Dry Pixels And Wet Molecules

Alex Fischer, Solo Exhibition, 2013.09.30 at O'Born Contemporary

In Dry Pixels And Wet Molecules Alex Fischer counter-poses the primordial origins of biology against today's dominant technology-based vernacular. In earnest, the artist acknowledges through his practice elements peculiar to the time of his being. Put in alternative terms, Fischer concedes that the acts of being and becoming are wholly different now than at any time in our recent or distant past.

Dry Pixels And Wet Molecules poses a valuable and contemporary question using sensory terms--can the digital reconcile With the physical? The works of art comprising this materially varied exhibition reveal themselves as both answers to and instigators of this question. Through digital manipulations, sculpture, and installation, Fischer convinces his audience that technology is not simply an imbricate to the physical and the palpable but rather supersedes both.

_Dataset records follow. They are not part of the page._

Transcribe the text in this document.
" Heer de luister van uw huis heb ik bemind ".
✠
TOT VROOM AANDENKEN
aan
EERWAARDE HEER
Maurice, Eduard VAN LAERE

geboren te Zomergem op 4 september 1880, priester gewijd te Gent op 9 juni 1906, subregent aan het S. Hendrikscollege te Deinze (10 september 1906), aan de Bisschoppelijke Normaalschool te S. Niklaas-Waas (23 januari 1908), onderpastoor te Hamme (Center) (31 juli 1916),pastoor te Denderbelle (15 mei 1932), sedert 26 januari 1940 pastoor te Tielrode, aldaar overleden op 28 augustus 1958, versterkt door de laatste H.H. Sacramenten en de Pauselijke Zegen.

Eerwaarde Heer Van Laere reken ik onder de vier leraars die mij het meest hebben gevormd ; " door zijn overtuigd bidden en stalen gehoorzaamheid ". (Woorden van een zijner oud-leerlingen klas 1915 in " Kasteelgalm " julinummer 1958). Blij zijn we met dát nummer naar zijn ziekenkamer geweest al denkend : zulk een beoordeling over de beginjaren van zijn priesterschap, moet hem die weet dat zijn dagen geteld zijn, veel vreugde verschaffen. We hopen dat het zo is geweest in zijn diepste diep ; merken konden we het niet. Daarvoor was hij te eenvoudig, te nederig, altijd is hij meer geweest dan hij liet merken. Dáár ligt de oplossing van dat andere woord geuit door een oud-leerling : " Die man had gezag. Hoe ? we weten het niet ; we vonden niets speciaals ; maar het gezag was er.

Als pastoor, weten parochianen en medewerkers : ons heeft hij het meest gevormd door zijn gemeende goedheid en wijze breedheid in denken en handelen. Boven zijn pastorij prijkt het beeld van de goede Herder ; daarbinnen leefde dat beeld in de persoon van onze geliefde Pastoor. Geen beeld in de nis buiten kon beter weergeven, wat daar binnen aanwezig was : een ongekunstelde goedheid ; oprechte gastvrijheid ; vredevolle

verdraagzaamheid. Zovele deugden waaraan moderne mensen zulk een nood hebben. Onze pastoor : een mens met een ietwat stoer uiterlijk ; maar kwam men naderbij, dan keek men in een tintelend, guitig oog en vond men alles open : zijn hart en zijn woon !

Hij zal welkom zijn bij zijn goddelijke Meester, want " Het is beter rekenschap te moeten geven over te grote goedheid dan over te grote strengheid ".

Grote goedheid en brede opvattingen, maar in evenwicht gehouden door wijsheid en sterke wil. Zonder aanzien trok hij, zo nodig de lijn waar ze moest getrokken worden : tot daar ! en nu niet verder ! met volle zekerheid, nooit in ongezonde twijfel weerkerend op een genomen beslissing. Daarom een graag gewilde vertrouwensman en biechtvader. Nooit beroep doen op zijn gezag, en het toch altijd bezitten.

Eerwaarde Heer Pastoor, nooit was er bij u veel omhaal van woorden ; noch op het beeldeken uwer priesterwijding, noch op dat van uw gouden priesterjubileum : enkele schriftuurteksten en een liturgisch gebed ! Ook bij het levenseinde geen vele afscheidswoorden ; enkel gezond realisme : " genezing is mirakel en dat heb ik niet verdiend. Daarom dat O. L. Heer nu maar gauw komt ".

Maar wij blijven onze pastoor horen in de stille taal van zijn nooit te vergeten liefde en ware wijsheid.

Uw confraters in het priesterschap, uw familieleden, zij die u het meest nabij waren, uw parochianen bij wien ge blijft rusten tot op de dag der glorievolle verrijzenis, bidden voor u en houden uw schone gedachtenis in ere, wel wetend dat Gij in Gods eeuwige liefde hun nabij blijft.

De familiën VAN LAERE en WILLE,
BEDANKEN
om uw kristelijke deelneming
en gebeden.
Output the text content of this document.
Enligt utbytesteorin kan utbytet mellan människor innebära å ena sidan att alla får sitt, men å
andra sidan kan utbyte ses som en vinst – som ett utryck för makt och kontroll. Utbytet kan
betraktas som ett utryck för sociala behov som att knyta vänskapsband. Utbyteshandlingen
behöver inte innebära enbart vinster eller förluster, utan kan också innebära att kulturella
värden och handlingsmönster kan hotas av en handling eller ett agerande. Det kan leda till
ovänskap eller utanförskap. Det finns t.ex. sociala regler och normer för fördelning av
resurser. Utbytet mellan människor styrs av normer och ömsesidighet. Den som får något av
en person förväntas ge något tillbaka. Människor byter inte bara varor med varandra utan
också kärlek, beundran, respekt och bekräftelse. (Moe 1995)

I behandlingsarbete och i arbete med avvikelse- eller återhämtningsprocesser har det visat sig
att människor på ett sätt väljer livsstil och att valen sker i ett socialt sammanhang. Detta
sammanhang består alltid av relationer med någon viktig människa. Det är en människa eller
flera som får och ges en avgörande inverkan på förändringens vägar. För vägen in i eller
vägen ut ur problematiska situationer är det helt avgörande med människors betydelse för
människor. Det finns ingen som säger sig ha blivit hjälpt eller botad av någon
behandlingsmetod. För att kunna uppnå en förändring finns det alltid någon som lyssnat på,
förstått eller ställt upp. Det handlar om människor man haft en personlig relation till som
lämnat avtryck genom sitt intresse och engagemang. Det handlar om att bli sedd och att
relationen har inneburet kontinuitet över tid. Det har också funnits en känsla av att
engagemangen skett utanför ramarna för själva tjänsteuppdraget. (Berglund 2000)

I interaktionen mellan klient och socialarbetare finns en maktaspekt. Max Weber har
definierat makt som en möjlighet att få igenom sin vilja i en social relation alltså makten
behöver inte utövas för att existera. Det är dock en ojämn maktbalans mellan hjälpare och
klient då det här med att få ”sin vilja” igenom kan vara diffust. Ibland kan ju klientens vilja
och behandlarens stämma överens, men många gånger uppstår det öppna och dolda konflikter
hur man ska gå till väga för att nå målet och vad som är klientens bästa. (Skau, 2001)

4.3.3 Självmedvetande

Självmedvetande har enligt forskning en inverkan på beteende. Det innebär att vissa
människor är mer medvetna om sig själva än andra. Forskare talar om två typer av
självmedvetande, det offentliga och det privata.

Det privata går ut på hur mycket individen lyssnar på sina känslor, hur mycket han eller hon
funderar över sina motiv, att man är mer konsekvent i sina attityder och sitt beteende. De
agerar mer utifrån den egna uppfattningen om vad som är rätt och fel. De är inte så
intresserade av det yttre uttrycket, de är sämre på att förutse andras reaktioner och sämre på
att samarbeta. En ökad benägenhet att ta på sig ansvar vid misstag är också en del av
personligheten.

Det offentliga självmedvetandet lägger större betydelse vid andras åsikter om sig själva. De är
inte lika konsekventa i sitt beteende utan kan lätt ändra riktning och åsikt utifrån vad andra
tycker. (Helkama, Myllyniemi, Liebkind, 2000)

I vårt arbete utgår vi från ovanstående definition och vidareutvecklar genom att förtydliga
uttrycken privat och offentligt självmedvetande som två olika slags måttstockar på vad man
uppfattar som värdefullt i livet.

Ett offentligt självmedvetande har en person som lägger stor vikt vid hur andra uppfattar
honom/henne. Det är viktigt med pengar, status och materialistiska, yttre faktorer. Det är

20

The multi-modal moment in which art-making has found itself produces what could be called moist media, a curious but worthwhile corollary to the Mcluhan's cold media of days past. Absorbing this idea, Fischer wedges himself between the dry, cold of the pixel and the wetness of biomolecules. Ultimately suggesting that we are living in a post-digital world, the artist exposes a tactility and precision with his imagery that in effect surpasses the daily surroundings we perceive with our own eyes and bodies.